Each year Miramax releases as many films as a couple of studios combined. By virtue of the volume of its output, it is by far the largest employer of above-the-line talent and below-the-line crew in New York City,
and it has a significant presence in Los Angeles as well. Staffers are afraid that if they talk they will lose their jobs and find themselves blackballed from future employment. Directors fear that if they put themselves on the Weinsteins’ bad side, they won’t be handed that next hot Nicole Kidman film, or any film at all. Writers wonder if they’ll be able to sell their latest script, actors worry that they won’t be hired for the coveted role in the upcoming Lasse Hallström picture. As director James Ivory puts it, “A lot of people are afraid to speak out. Directors, actors and actresses, and other people who eventually might end up in his hands again, might want to make another movie with him even though they’ve had a bad experience; they’re not going to talk.” The Coen brothers, perhaps the quintessential indie team working today, recently produced a picture called Bad Santa set up at Bob Weinstein’s Miramax division, Dimension, starring Billy Bob Thornton and directed by Terry Zwigoff (Crum, Ghost World). After some ugly disputes, Bob took the film away from Zwigoff and had a different director reshoot the ending. (Zwigoff subsequently returned to the picture.) The Coens, one or both, reportedly remarked, dourly, “We’ve spent our whole careers avoiding Miramax, and this is the reason.” The brothers generally approach the press like a patient under a dentist’s drill, but they have been unusually closemouthed, even for them.

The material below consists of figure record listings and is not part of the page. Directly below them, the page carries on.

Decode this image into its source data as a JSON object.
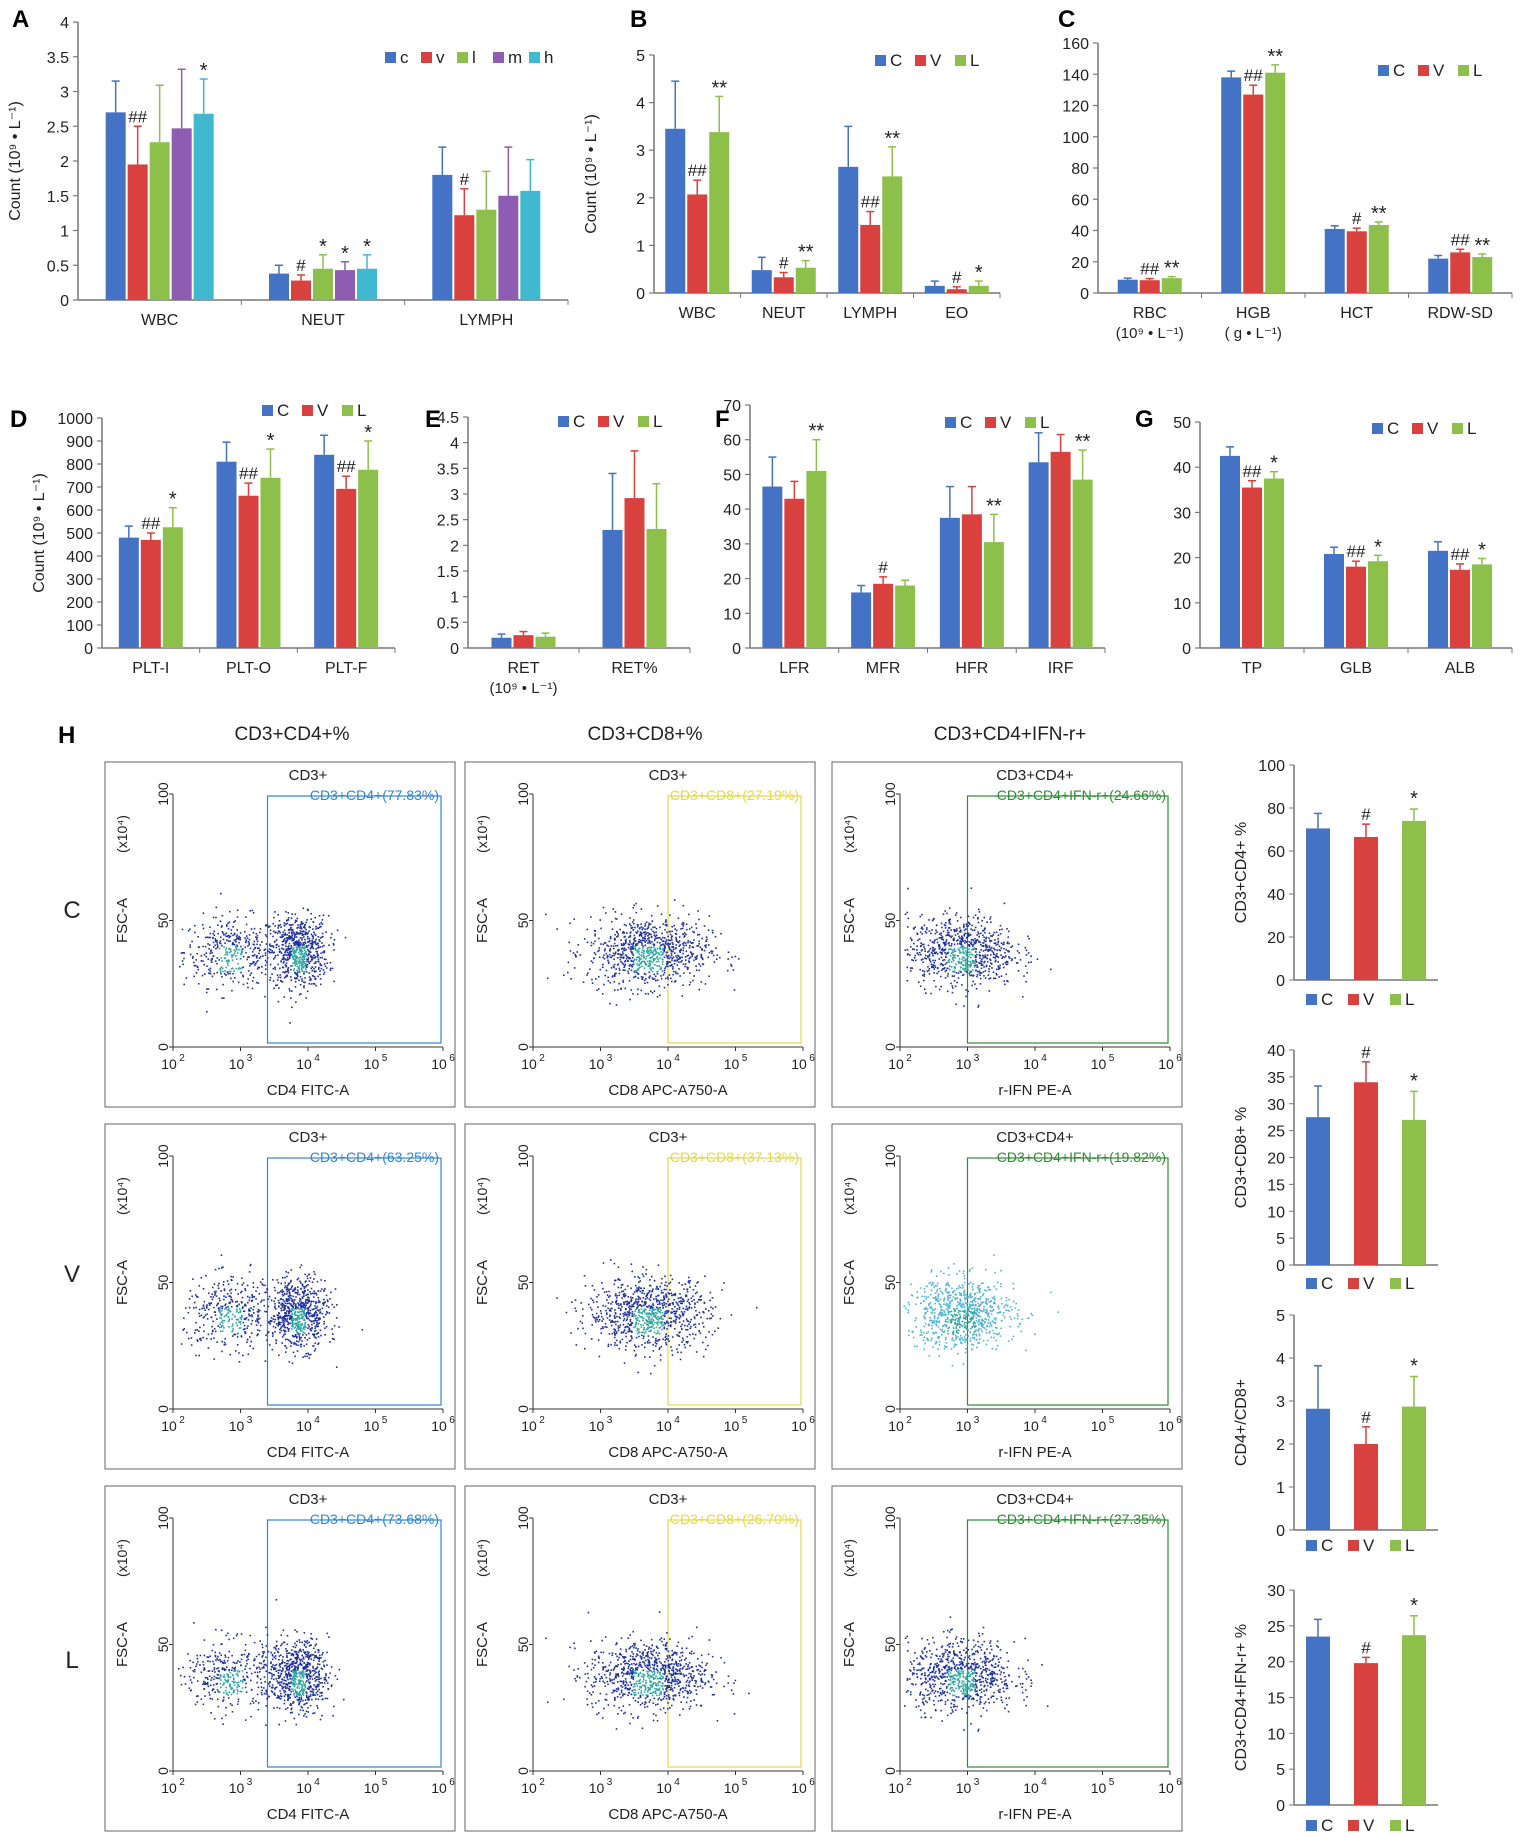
{
  "colors": {
    "C": "#4472C4",
    "V": "#D9413E",
    "L": "#8CC04A",
    "m": "#8E5CB2",
    "h": "#3FB8D0",
    "CD4gate": "#2E86D6",
    "CD8gate": "#E2D84A",
    "IFNgate": "#2E8B36"
  },
  "chart_data": [
    {
      "panel": "A",
      "type": "bar",
      "ylabel": "Count (10⁹ • L⁻¹)",
      "ylim": [
        0,
        4
      ],
      "yticks": [
        "0",
        "0.5",
        "1",
        "1.5",
        "2",
        "2.5",
        "3",
        "3.5",
        "4"
      ],
      "categories": [
        "WBC",
        "NEUT",
        "LYMPH"
      ],
      "legend": [
        "c",
        "v",
        "l",
        "m",
        "h"
      ],
      "series": [
        {
          "name": "c",
          "values": [
            2.7,
            0.38,
            1.8
          ],
          "err": [
            0.45,
            0.12,
            0.4
          ],
          "marks": [
            "",
            "",
            ""
          ]
        },
        {
          "name": "v",
          "values": [
            1.95,
            0.28,
            1.22
          ],
          "err": [
            0.55,
            0.08,
            0.38
          ],
          "marks": [
            "##",
            "#",
            "#"
          ]
        },
        {
          "name": "l",
          "values": [
            2.27,
            0.45,
            1.3
          ],
          "err": [
            0.82,
            0.2,
            0.55
          ],
          "marks": [
            "",
            "*",
            ""
          ]
        },
        {
          "name": "m",
          "values": [
            2.47,
            0.43,
            1.5
          ],
          "err": [
            0.85,
            0.12,
            0.7
          ],
          "marks": [
            "",
            "*",
            ""
          ]
        },
        {
          "name": "h",
          "values": [
            2.68,
            0.45,
            1.57
          ],
          "err": [
            0.5,
            0.2,
            0.45
          ],
          "marks": [
            "*",
            "*",
            ""
          ]
        }
      ]
    },
    {
      "panel": "B",
      "type": "bar",
      "ylabel": "Count (10⁹ • L⁻¹)",
      "ylim": [
        0,
        5
      ],
      "yticks": [
        "0",
        "1",
        "2",
        "3",
        "4",
        "5"
      ],
      "categories": [
        "WBC",
        "NEUT",
        "LYMPH",
        "EO"
      ],
      "legend": [
        "C",
        "V",
        "L"
      ],
      "series": [
        {
          "name": "C",
          "values": [
            3.45,
            0.48,
            2.65,
            0.15
          ],
          "err": [
            1.0,
            0.27,
            0.85,
            0.1
          ],
          "marks": [
            "",
            "",
            "",
            ""
          ]
        },
        {
          "name": "V",
          "values": [
            2.07,
            0.33,
            1.43,
            0.08
          ],
          "err": [
            0.3,
            0.1,
            0.28,
            0.05
          ],
          "marks": [
            "##",
            "#",
            "##",
            "#"
          ]
        },
        {
          "name": "L",
          "values": [
            3.38,
            0.53,
            2.45,
            0.15
          ],
          "err": [
            0.75,
            0.15,
            0.62,
            0.1
          ],
          "marks": [
            "**",
            "**",
            "**",
            "*"
          ]
        }
      ]
    },
    {
      "panel": "C",
      "type": "bar",
      "ylim": [
        0,
        160
      ],
      "yticks": [
        "0",
        "20",
        "40",
        "60",
        "80",
        "100",
        "120",
        "140",
        "160"
      ],
      "categories": [
        "RBC",
        "HGB",
        "HCT",
        "RDW-SD"
      ],
      "category_sublabels": [
        "(10⁹ • L⁻¹)",
        "( g • L⁻¹)",
        "",
        ""
      ],
      "legend": [
        "C",
        "V",
        "L"
      ],
      "series": [
        {
          "name": "C",
          "values": [
            8.5,
            138,
            41,
            22
          ],
          "err": [
            1,
            4,
            2,
            2
          ],
          "marks": [
            "",
            "",
            "",
            ""
          ]
        },
        {
          "name": "V",
          "values": [
            8.2,
            127,
            39.5,
            26
          ],
          "err": [
            1,
            6,
            2,
            2
          ],
          "marks": [
            "##",
            "##",
            "#",
            "##"
          ]
        },
        {
          "name": "L",
          "values": [
            9.5,
            141,
            43.5,
            23
          ],
          "err": [
            1,
            5,
            2,
            2
          ],
          "marks": [
            "**",
            "**",
            "**",
            "**"
          ]
        }
      ]
    },
    {
      "panel": "D",
      "type": "bar",
      "ylabel": "Count (10⁹ • L⁻¹)",
      "ylim": [
        0,
        1000
      ],
      "yticks": [
        "0",
        "100",
        "200",
        "300",
        "400",
        "500",
        "600",
        "700",
        "800",
        "900",
        "1000"
      ],
      "categories": [
        "PLT-I",
        "PLT-O",
        "PLT-F"
      ],
      "legend": [
        "C",
        "V",
        "L"
      ],
      "series": [
        {
          "name": "C",
          "values": [
            480,
            810,
            840
          ],
          "err": [
            50,
            85,
            85
          ],
          "marks": [
            "",
            "",
            ""
          ]
        },
        {
          "name": "V",
          "values": [
            470,
            662,
            692
          ],
          "err": [
            30,
            55,
            55
          ],
          "marks": [
            "##",
            "##",
            "##"
          ]
        },
        {
          "name": "L",
          "values": [
            525,
            740,
            775
          ],
          "err": [
            85,
            125,
            125
          ],
          "marks": [
            "*",
            "*",
            "*"
          ]
        }
      ]
    },
    {
      "panel": "E",
      "type": "bar",
      "ylim": [
        0,
        4.5
      ],
      "yticks": [
        "0",
        "0.5",
        "1",
        "1.5",
        "2",
        "2.5",
        "3",
        "3.5",
        "4",
        "4.5"
      ],
      "categories": [
        "RET",
        "RET%"
      ],
      "category_sublabels": [
        "(10⁹ • L⁻¹)",
        ""
      ],
      "legend": [
        "C",
        "V",
        "L"
      ],
      "series": [
        {
          "name": "C",
          "values": [
            0.2,
            2.3
          ],
          "err": [
            0.07,
            1.1
          ],
          "marks": [
            "",
            ""
          ]
        },
        {
          "name": "V",
          "values": [
            0.25,
            2.92
          ],
          "err": [
            0.07,
            0.92
          ],
          "marks": [
            "",
            ""
          ]
        },
        {
          "name": "L",
          "values": [
            0.22,
            2.32
          ],
          "err": [
            0.07,
            0.88
          ],
          "marks": [
            "",
            ""
          ]
        }
      ]
    },
    {
      "panel": "F",
      "type": "bar",
      "ylim": [
        0,
        70
      ],
      "yticks": [
        "0",
        "10",
        "20",
        "30",
        "40",
        "50",
        "60",
        "70"
      ],
      "categories": [
        "LFR",
        "MFR",
        "HFR",
        "IRF"
      ],
      "legend": [
        "C",
        "V",
        "L"
      ],
      "series": [
        {
          "name": "C",
          "values": [
            46.5,
            16,
            37.5,
            53.5
          ],
          "err": [
            8.5,
            2,
            9,
            8.5
          ],
          "marks": [
            "",
            "",
            "",
            ""
          ]
        },
        {
          "name": "V",
          "values": [
            43,
            18.5,
            38.5,
            56.5
          ],
          "err": [
            5,
            2,
            8,
            5
          ],
          "marks": [
            "",
            "#",
            "",
            ""
          ]
        },
        {
          "name": "L",
          "values": [
            51,
            18,
            30.5,
            48.5
          ],
          "err": [
            9,
            1.5,
            8,
            8.5
          ],
          "marks": [
            "**",
            "",
            "**",
            "**"
          ]
        }
      ]
    },
    {
      "panel": "G",
      "type": "bar",
      "ylim": [
        0,
        50
      ],
      "yticks": [
        "0",
        "10",
        "20",
        "30",
        "40",
        "50"
      ],
      "categories": [
        "TP",
        "GLB",
        "ALB"
      ],
      "legend": [
        "C",
        "V",
        "L"
      ],
      "series": [
        {
          "name": "C",
          "values": [
            42.5,
            20.8,
            21.5
          ],
          "err": [
            2,
            1.5,
            2
          ],
          "marks": [
            "",
            "",
            ""
          ]
        },
        {
          "name": "V",
          "values": [
            35.5,
            18,
            17.3
          ],
          "err": [
            1.5,
            1.2,
            1.3
          ],
          "marks": [
            "##",
            "##",
            "##"
          ]
        },
        {
          "name": "L",
          "values": [
            37.5,
            19.2,
            18.5
          ],
          "err": [
            1.5,
            1.3,
            1.3
          ],
          "marks": [
            "*",
            "*",
            "*"
          ]
        }
      ]
    },
    {
      "panel": "H1",
      "type": "bar",
      "ylabel": "CD3+CD4+ %",
      "ylim": [
        0,
        100
      ],
      "yticks": [
        "0",
        "20",
        "40",
        "60",
        "80",
        "100"
      ],
      "categories": [
        "C",
        "V",
        "L"
      ],
      "legend": [
        "C",
        "V",
        "L"
      ],
      "values": [
        70.5,
        66.5,
        74
      ],
      "err": [
        7,
        6,
        5.5
      ],
      "marks": [
        "",
        "#",
        "*"
      ]
    },
    {
      "panel": "H2",
      "type": "bar",
      "ylabel": "CD3+CD8+ %",
      "ylim": [
        0,
        40
      ],
      "yticks": [
        "0",
        "5",
        "10",
        "15",
        "20",
        "25",
        "30",
        "35",
        "40"
      ],
      "categories": [
        "C",
        "V",
        "L"
      ],
      "legend": [
        "C",
        "V",
        "L"
      ],
      "values": [
        27.5,
        34,
        27
      ],
      "err": [
        5.8,
        3.8,
        5.3
      ],
      "marks": [
        "",
        "#",
        "*"
      ]
    },
    {
      "panel": "H3",
      "type": "bar",
      "ylabel": "CD4+/CD8+",
      "ylim": [
        0,
        5
      ],
      "yticks": [
        "0",
        "1",
        "2",
        "3",
        "4",
        "5"
      ],
      "categories": [
        "C",
        "V",
        "L"
      ],
      "legend": [
        "C",
        "V",
        "L"
      ],
      "values": [
        2.82,
        2.0,
        2.87
      ],
      "err": [
        1.0,
        0.4,
        0.7
      ],
      "marks": [
        "",
        "#",
        "*"
      ]
    },
    {
      "panel": "H4",
      "type": "bar",
      "ylabel": "CD3+CD4+IFN-r+ %",
      "ylim": [
        0,
        30
      ],
      "yticks": [
        "0",
        "5",
        "10",
        "15",
        "20",
        "25",
        "30"
      ],
      "categories": [
        "C",
        "V",
        "L"
      ],
      "legend": [
        "C",
        "V",
        "L"
      ],
      "values": [
        23.5,
        19.8,
        23.7
      ],
      "err": [
        2.4,
        0.8,
        2.7
      ],
      "marks": [
        "",
        "#",
        "*"
      ]
    }
  ],
  "flow": {
    "panel_label": "H",
    "column_titles": [
      "CD3+CD4+%",
      "CD3+CD8+%",
      "CD3+CD4+IFN-r+"
    ],
    "row_labels": [
      "C",
      "V",
      "L"
    ],
    "plot_titles": [
      "CD3+",
      "CD3+",
      "CD3+CD4+"
    ],
    "xlabels": [
      "CD4 FITC-A",
      "CD8 APC-A750-A",
      "r-IFN PE-A"
    ],
    "ylabel": "FSC-A",
    "yunit": "(x10⁴)",
    "yticks": [
      "0",
      "50",
      "100"
    ],
    "xtick_exponents": [
      "2",
      "3",
      "4",
      "5",
      "6"
    ],
    "xtick_base": "10",
    "gates": [
      [
        "CD3+CD4+(77.83%)",
        "CD3+CD8+(27.19%)",
        "CD3+CD4+IFN-r+(24.66%)"
      ],
      [
        "CD3+CD4+(63.25%)",
        "CD3+CD8+(37.13%)",
        "CD3+CD4+IFN-r+(19.82%)"
      ],
      [
        "CD3+CD4+(73.68%)",
        "CD3+CD8+(26.70%)",
        "CD3+CD4+IFN-r+(27.35%)"
      ]
    ],
    "gate_log_x": [
      3.4,
      4.0,
      3.0
    ]
  }
}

Would he care to confirm the remark? “No comment,” says Ethan Coen. Would he care to comment on Bad Santa? “No.” Would he care to comment after the picture is out? “No.” Would it make sense to talk to Joel? “No.” While many badmouth the Weinsteins in private, it’s the rare filmmaker who will say, like Spike Lee, “I’ll speak my mind. I’m not scared a’ that fat fuck, he can’t whiteball me out of the industry.”